Giselle and Tom.Giselle and Tom.

“One-foot tall hugs”

Mum: Giselle McKenna
Child: Tom
Born: 2 February 2014

Nothing prepares you, says Gisele McKenna. “The feelings of awe and doubt that flood your mind once you have a baby are surreal and everything that you thought of as ‘common sense’ or ‘obvious’ will not seem so obvious once you have to take decisions for a helpless little baby that is relying on you for everything.”

The tough stuff? Breast feeding. “It hurts like nothing I’ve ever experienced and no one ever tells you that. So along with doubt there is also guilt. And let’s not forget the unsettled hormones,” says Gisele.

Even though everyone has an opinion, listen to it all but retain only what you agree with, advises Gisele.

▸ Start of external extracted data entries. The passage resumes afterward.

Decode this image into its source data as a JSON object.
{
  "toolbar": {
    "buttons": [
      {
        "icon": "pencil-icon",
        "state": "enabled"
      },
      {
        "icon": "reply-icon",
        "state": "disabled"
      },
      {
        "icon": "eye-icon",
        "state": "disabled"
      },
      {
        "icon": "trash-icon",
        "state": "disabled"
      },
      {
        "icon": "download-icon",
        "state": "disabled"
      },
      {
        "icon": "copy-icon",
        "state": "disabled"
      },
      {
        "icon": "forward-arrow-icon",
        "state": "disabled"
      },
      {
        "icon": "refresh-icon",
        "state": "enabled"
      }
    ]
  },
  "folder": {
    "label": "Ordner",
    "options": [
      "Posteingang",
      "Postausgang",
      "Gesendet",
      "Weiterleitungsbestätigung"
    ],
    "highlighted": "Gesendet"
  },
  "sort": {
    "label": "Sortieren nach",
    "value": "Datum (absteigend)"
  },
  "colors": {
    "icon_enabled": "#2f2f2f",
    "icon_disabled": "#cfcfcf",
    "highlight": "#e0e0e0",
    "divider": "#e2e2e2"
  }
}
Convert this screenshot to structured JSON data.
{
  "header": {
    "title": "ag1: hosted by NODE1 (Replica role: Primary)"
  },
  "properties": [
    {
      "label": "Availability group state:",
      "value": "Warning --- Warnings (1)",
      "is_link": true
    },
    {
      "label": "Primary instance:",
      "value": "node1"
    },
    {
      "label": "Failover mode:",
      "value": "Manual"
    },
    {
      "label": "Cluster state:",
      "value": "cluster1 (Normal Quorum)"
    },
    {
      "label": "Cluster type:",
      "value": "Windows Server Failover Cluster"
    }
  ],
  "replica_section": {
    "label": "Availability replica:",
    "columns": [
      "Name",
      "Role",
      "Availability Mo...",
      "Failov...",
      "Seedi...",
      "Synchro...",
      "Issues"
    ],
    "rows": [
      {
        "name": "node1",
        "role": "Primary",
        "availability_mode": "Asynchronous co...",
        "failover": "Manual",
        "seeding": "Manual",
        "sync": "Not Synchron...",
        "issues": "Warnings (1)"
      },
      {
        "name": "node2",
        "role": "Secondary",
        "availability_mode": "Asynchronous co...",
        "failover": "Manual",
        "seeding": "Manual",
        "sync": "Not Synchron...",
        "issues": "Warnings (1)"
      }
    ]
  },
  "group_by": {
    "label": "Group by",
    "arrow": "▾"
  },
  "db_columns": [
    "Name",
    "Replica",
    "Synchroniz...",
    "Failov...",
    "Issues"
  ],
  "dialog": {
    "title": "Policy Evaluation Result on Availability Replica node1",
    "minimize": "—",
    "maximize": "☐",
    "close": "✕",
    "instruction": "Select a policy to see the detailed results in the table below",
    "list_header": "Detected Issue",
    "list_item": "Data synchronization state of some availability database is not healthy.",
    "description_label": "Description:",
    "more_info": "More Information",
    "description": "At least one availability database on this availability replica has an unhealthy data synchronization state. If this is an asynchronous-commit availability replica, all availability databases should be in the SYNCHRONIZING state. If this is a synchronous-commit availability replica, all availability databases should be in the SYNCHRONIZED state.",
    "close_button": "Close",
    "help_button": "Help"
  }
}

Interrupted sleep is tough and Gisele envies those mothers whose babies started sleeping through the night at three or four months. Fourteen on and her still wakes up twice a night. “It’s good to have a supply of caffeine and carbs around the house,” she confides. “To hell with diets; survival takes precedence.”

Praise to all grandparents who take care of their grandkids, like her mother, says Gisele. “If it weren’t for her, it wouldn’t have been easy going back to work because I didn’t like any of the daycares that I went to see.”

Waking up to babbling, hearing “mama mama”, listening to giggles and laughter from your child – those are all little instances that no one can fully explain just how precious they are. “When you have a one-foot tall little person hugging your knees with such innocence and love, it just makes your day better,” says Gisele.

And don’t worry about things like showering, doing your hair or putting on make-up for the first week – just make sure you eat well and your baby is healthy advises Gisele. If people offer help, accept it. And if people want to visit you, say no if you’re not up to it, or ensure they wait on you and not the other way around. “Hold your baby as much as you can. Forget about chores and just sit with your baby and breathe in their beautiful baby smell, and relax.”